Police Discretion with Young Offenders

V. Situational Factors Affecting Police Discretion

6.0 Location and time of day

Almost two-thirds of our interviewees (65%) said that they do not consider location or time of day to be a factor in their decision-making with young offenders. Another 22% said that these are only minor factors.

Provincial police officers (including RCMP officers) are less likely (24%) to consider location or time of day a factor, compared to independent municipal police officers (41%). Officers located in metropolitan and suburban/exurban jurisdictions are more likely (43%) to take the location of the offence or the time of day into account than officers in rural areas or small towns (23%). Officers in communities with serious violent youth crime are less likely to consider the location or time of day to be a factor or major factor in their decision-making with youth (7% versus 15% of officers in other communities). However, officers in communities with a youth prostitution problem are much more likely to take location and time of day into account (56% versus 9% in other communities), as are, to a lesser extent, officers in communities with drug-related youth crime (18% versus 5%). Officers in communities with a significant off-reserve aboriginal population are less likely to consider the location or time of day to be a factor or major factor (8% versus 15% of officers in other communities).

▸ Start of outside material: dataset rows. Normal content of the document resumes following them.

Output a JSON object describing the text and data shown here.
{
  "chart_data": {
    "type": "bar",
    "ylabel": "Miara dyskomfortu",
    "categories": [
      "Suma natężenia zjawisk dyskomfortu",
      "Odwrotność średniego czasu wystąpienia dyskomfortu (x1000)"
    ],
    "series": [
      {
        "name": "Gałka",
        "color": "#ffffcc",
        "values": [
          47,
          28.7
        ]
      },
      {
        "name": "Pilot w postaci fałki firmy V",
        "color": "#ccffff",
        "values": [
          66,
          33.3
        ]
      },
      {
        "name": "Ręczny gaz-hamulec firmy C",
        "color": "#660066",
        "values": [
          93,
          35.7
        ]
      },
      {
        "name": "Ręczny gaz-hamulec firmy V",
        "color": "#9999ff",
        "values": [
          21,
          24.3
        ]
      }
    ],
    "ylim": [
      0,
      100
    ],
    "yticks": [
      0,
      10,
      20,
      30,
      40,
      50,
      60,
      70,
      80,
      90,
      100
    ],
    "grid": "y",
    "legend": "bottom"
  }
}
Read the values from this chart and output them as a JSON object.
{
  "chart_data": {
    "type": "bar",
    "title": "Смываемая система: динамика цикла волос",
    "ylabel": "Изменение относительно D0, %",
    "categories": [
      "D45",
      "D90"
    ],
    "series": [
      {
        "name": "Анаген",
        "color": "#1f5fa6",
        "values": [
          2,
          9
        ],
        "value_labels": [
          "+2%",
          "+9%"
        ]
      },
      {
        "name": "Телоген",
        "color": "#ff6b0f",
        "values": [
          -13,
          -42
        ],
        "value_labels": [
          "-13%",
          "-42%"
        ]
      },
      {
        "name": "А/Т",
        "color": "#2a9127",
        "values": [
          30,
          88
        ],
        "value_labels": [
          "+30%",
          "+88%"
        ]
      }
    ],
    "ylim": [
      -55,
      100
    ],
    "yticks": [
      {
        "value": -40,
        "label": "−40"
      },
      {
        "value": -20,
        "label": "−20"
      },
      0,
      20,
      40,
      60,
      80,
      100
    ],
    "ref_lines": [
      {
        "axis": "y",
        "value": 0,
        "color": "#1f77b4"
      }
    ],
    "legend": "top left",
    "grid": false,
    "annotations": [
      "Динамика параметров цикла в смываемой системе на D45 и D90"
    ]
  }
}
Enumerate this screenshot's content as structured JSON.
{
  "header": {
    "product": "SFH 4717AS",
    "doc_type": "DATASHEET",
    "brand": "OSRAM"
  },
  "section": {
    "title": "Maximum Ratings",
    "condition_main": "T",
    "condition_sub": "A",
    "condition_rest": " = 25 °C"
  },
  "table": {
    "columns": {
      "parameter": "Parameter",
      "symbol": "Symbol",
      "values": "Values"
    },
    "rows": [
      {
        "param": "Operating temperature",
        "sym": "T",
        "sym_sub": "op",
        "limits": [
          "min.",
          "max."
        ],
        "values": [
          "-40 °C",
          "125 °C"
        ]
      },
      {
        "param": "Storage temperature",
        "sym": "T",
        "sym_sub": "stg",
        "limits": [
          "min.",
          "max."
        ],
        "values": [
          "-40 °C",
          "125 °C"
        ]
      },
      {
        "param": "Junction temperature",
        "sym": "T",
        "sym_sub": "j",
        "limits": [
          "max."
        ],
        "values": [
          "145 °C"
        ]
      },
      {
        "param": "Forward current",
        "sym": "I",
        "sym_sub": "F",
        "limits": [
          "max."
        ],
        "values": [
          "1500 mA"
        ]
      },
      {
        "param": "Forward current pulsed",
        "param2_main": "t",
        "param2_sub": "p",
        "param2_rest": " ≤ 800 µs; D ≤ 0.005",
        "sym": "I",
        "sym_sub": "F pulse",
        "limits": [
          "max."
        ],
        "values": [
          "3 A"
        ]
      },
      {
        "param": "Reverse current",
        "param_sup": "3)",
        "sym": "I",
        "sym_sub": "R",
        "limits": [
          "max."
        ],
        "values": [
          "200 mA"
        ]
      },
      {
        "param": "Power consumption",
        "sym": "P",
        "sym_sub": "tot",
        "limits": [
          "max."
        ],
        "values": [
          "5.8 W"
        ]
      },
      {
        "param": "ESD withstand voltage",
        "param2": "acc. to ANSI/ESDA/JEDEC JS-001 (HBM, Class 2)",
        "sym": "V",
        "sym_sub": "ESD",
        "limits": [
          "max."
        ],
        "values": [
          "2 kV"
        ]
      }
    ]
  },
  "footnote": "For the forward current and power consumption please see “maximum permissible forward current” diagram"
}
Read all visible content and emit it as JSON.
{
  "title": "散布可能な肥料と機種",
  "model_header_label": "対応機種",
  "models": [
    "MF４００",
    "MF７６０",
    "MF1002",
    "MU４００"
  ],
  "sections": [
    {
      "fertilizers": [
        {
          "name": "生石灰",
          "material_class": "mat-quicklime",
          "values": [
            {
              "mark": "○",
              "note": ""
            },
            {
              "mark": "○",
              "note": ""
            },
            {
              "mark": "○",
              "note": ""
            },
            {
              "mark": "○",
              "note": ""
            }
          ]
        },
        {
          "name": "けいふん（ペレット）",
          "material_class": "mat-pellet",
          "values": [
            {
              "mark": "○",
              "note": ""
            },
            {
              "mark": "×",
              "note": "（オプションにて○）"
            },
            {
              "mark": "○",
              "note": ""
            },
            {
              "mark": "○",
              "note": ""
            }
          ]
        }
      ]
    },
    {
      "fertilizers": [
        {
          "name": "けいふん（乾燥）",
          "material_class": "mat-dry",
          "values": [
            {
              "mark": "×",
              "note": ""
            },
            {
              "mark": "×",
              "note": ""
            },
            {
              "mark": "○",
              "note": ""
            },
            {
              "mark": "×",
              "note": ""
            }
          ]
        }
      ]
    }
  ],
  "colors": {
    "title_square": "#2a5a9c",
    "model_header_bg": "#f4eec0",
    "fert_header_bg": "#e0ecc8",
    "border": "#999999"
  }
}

Officers working in a youth squad were much more likely (43%) to consider the location of the crime and the time of day to be a factor or a major factor in their decision-making. This is probably due to youth squad officers' particular interest in attaching specific, appropriate conditions to release Undertakings (e.g. "no go", curfew; see Chapter II, Section 7.3, and Chapter IV, Section 4.1). The great majority (80-90%) of officers in other units (patrol, GIS, etc.) do not consider this a factor, or at the most, a minor one. However, youth squad officers indicated that they tend to take all factors into account in order to find the best course of action for that young person.